I suppose I could have resisted, but why? There's practically a blizzard outside. We'll be snowed in for the whole evening. (It's not as if we had anywhere to go, but that's beside the point.) What better way to mock the bitter cold outside than by eating a nice hot bowl of burn-your-tongue chili? What better way to use up that can of tomato paste that's probably been there for months? How better to start making inroads in the collection of various brands of canned corn? What was I saving that chili packet for, anyway? The very fact that I can't remember surely indicates that it's long past time to use it for something else. So, I comfort myself with the fact that I've done my part in emptying the pantry, if not the freezer.
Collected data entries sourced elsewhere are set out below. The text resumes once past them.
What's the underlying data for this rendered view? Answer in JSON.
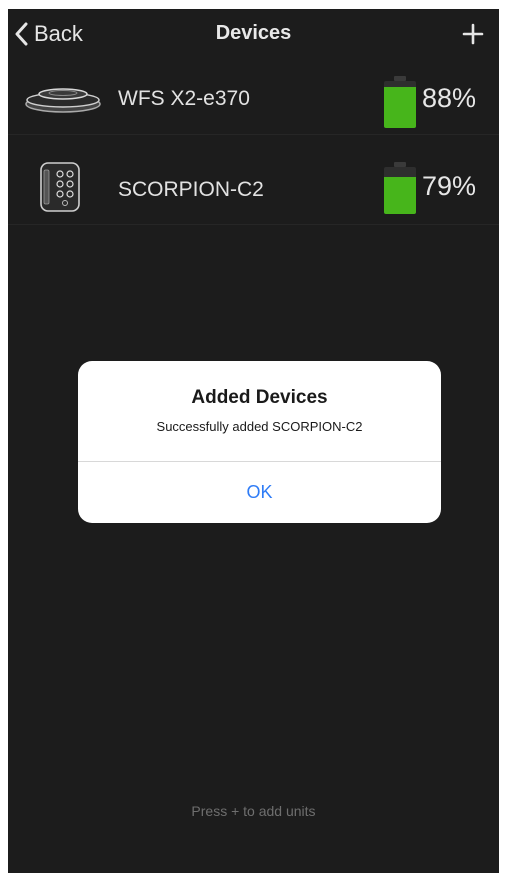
{
  "navbar": {
    "back_label": "Back",
    "title": "Devices",
    "add_label": "+"
  },
  "devices": [
    {
      "name": "WFS X2-e370",
      "battery_pct": 88,
      "battery_label": "88%",
      "icon": "disc-sensor-icon"
    },
    {
      "name": "SCORPION-C2",
      "battery_pct": 79,
      "battery_label": "79%",
      "icon": "control-unit-icon"
    }
  ],
  "alert": {
    "title": "Added Devices",
    "message": "Successfully added SCORPION-C2",
    "ok_label": "OK"
  },
  "hint": "Press + to add units",
  "colors": {
    "background": "#1c1c1c",
    "battery_fill": "#47b51b",
    "link_blue": "#2f7cf6"
  }
}
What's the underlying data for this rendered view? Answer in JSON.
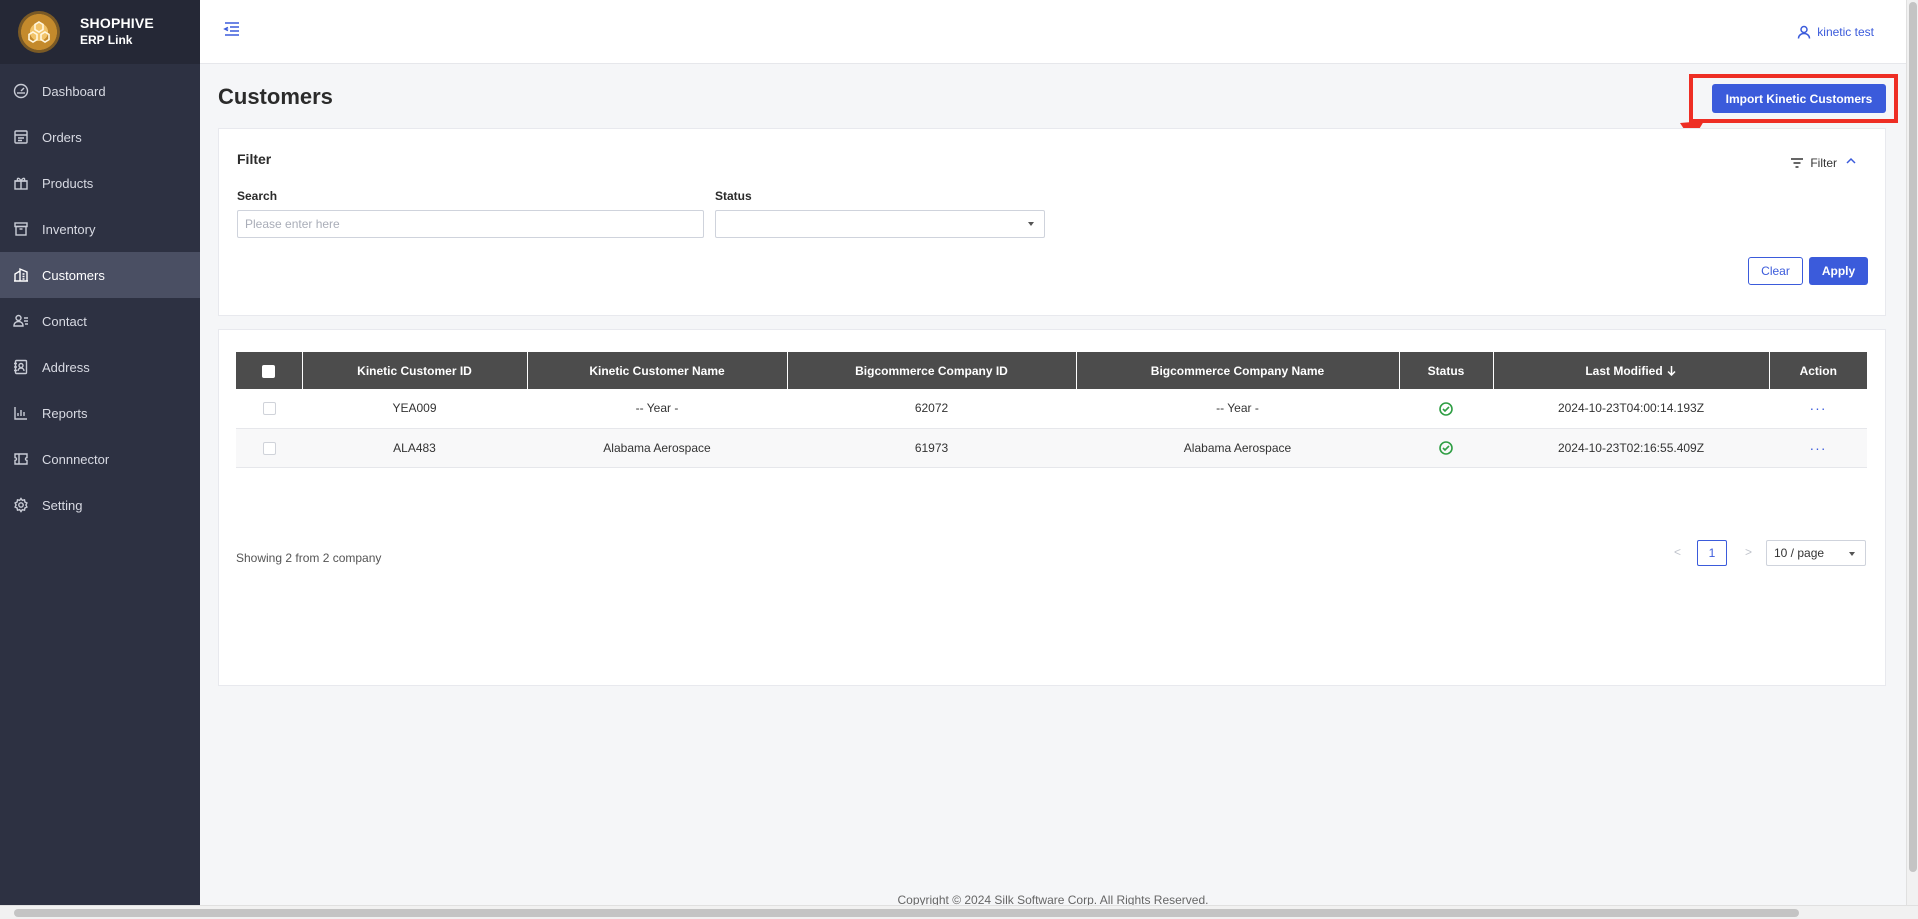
{
  "brand": {
    "title": "SHOPHIVE",
    "subtitle": "ERP Link"
  },
  "sidebar": {
    "items": [
      {
        "label": "Dashboard",
        "icon": "dashboard-icon"
      },
      {
        "label": "Orders",
        "icon": "orders-icon"
      },
      {
        "label": "Products",
        "icon": "products-icon"
      },
      {
        "label": "Inventory",
        "icon": "inventory-icon"
      },
      {
        "label": "Customers",
        "icon": "customers-icon",
        "active": true
      },
      {
        "label": "Contact",
        "icon": "contact-icon"
      },
      {
        "label": "Address",
        "icon": "address-icon"
      },
      {
        "label": "Reports",
        "icon": "reports-icon"
      },
      {
        "label": "Connnector",
        "icon": "connector-icon"
      },
      {
        "label": "Setting",
        "icon": "setting-icon"
      }
    ]
  },
  "header": {
    "user": "kinetic test"
  },
  "page": {
    "title": "Customers",
    "import_button": "Import Kinetic Customers"
  },
  "filter": {
    "title": "Filter",
    "toggle_label": "Filter",
    "search_label": "Search",
    "search_placeholder": "Please enter here",
    "search_value": "",
    "status_label": "Status",
    "status_value": "",
    "clear_label": "Clear",
    "apply_label": "Apply"
  },
  "table": {
    "headers": [
      "Kinetic Customer ID",
      "Kinetic Customer Name",
      "Bigcommerce Company ID",
      "Bigcommerce Company Name",
      "Status",
      "Last Modified",
      "Action"
    ],
    "rows": [
      {
        "kinetic_id": "YEA009",
        "kinetic_name": "-- Year -",
        "bc_id": "62072",
        "bc_name": "-- Year -",
        "status": "ok",
        "last_modified": "2024-10-23T04:00:14.193Z",
        "action": "···"
      },
      {
        "kinetic_id": "ALA483",
        "kinetic_name": "Alabama Aerospace",
        "bc_id": "61973",
        "bc_name": "Alabama Aerospace",
        "status": "ok",
        "last_modified": "2024-10-23T02:16:55.409Z",
        "action": "···"
      }
    ]
  },
  "pagination": {
    "showing": "Showing 2 from 2 company",
    "prev": "<",
    "current_page": "1",
    "next": ">",
    "page_size": "10 / page"
  },
  "footer": {
    "copyright": "Copyright © 2024 Silk Software Corp. All Rights Reserved."
  },
  "colors": {
    "accent": "#3b5bdb",
    "sidebar": "#2d3142",
    "highlight": "#ee2e24",
    "status_ok": "#2f9e44"
  }
}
While the chili cooks, I thought I'd mention some of the reasons for my new-found love of beans. You see, I didn't always like beans. A year or two ago, if you had asked me what I thought about beans, I would have said that I didn't like them. I objected to their mushy texture. I objected to their flavorless taste. And I certainly didn't know any good ways of preparing them. All that has changed, in part because I've learned to appreciate the following things about beans.

1) They're cheap. Really cheap. You can get bags of dry beans for, what, 50 cents? And a single bag of beans makes about a million servings.

2) They can help you use up leftovers. Take some beans, add left-over ham, chop up an onion, add seasonings, and voila- soup!

3) Many bean dishes freeze well. (How fortunate it is that chili is among that number!) In our case this means that, since most bean-soup recipes make far too much food for two people, a single pot can provide two or three meals for the future. Let tell you, it's nice having frozen homemade meals to fall back on. All you have to do is thaw the beans, heat 'em in a pot, and heat up some bread or cornbread. Hey presto- a nearly instant meal that will probably taste better than something from a can. (I say probably because these bean soups don't always turn out QUITE as I plan.)

4) Beans are pretty healthy for you. A person of my age and exercise level is supposed to try to eat 3 cups of beans a week, according to the USDA food pyramid. And the nice thing about beans is that they can count as either a "meat" substitute or a vegetable. Either way, they're good for you. This was actually the single biggest factor in my starting to eat beans, believe it or not. I don't normally go to great lengths --or indeed, any lengths--to eat a balanced diet, but when confronted by the food pyramid, I couldn't help but notice that we were eating far less than three cups of beans a week. So I opened the door to a previous legume-non-grata, and look how far I've come!

5) Did I mention how cheap they are? It's not that we're poor; it's just that saving money in one section of the grocery store means more money for the not-so-cheap things like lamb and gourmet pesto. (Not that I would necessarily combine the two. Though I might.)

6) Dry beans store well. Buy 'em in a bag, sling 'em in the back of the cupboard, and forget about them until they're needed. No need to worry about using them up quickly after purchase. Cookbooks recommend tossing them after two years- which is a pretty impressive lifespan, in my opinion.

7) I'm sure there's another reason, but I can't think of it. Anyway, who needs a reason? If for no other reason, I eat beans because they're there. Somehow, we always seem to have beans on hand for a nice chili of one kind or another. And in my newly bean-enlightened state, that's the way I like it.

1 Comments:

Blogger La Mama Loca said...

I've been learning to cook with dried beans, too. I really need to use more recipe. We need to do cheap, that's not an option here, plus they are easy and yummy. All your reasons are great reasons!